Michael Wyetzner of Michielli + Wyetzner Architects spoke to Architectural Digest about the historical evolution of diners and how they became synonymous with American culture. He also reflects back at relatively recent American architectural history to explain why they look the way they do today.
A cornerstone of American dining culture, their distinctive style has been emulated around the world making them a popular salute to the USA. Michael provides an expert look into the history behind their design evolution from the 1920s through to the 1960s and explains why all diners came to look like that.
He notes that it is the mashup of several different eras and modes of transportation that makes the classic retro diner what it is today.

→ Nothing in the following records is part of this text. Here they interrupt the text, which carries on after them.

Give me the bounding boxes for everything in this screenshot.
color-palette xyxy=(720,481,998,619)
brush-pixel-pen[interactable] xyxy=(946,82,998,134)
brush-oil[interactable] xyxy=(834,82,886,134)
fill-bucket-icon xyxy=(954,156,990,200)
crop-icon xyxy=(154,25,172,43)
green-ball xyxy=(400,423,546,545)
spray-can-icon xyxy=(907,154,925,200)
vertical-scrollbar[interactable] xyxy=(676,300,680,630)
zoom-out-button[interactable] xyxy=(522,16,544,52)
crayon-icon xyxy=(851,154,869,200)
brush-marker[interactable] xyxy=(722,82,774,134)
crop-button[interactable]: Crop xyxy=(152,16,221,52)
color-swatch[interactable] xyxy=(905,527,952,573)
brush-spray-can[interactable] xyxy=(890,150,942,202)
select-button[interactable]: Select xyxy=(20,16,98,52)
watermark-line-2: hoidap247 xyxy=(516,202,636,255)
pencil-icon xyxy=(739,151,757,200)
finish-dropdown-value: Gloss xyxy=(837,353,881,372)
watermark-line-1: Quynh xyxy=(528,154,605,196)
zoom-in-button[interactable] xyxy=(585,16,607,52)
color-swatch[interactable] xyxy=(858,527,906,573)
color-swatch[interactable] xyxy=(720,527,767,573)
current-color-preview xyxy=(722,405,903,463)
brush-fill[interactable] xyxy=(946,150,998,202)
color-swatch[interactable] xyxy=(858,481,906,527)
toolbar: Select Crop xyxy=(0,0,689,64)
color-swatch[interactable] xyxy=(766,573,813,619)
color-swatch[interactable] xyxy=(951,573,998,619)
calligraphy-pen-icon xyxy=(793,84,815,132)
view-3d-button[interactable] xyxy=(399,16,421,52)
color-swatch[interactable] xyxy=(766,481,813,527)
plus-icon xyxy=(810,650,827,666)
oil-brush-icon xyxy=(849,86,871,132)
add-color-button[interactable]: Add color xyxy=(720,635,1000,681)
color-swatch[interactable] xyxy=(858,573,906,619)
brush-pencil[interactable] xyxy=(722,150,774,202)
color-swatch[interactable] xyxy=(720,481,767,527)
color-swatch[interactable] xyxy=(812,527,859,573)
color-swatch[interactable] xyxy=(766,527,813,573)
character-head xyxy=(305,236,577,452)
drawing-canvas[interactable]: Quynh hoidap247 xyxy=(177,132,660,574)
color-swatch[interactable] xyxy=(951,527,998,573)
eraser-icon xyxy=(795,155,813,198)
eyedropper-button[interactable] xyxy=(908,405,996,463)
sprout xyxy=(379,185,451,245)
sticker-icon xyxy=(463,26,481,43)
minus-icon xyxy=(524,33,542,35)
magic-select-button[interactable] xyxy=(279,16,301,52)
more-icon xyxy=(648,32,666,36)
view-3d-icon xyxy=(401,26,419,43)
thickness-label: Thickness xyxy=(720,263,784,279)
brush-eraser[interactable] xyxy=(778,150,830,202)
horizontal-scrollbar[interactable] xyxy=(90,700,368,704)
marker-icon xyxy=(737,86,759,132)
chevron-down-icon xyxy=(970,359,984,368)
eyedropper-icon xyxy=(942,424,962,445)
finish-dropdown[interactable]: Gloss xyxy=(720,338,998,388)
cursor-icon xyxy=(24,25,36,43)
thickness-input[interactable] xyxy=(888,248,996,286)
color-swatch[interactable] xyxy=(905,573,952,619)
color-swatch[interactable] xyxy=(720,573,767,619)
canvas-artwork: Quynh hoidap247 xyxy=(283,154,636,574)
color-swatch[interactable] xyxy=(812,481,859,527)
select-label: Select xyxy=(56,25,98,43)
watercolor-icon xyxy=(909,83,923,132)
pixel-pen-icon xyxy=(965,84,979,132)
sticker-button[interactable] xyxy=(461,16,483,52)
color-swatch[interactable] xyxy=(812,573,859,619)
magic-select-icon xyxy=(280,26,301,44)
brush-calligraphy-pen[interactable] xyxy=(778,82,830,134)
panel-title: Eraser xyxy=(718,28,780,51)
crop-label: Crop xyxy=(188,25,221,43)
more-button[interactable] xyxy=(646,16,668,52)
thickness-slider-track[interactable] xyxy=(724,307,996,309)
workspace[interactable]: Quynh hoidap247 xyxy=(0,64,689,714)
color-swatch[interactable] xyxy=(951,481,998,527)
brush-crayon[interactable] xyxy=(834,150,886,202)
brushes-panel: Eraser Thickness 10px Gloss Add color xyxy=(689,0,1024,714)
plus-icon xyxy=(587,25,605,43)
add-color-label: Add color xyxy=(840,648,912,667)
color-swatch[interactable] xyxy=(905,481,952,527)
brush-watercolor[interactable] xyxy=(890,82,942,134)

So today, when we see a retro diner, and we think of it as a specific time in the 1950s, it’s really an amalgam of architecture from the 1920s based on the train, the 1950s based on the car, the 1960s based on space travel. And it’s sort of this mashup altogether of all those eras. So to eat in a diner is to experience an expression of some of the best parts of our shared history,
Wyetzner also appreciates what the diner has to offer in terms of comfort.
What I love about diners is that familiar menu. They all serve the same stuff. Breakfast and hamburgers. I mean, that’s basically it. Throughout the entire country. And there’s something so comforting that you could go to a diner anywhere across the US and know what’s gonna be on the menu.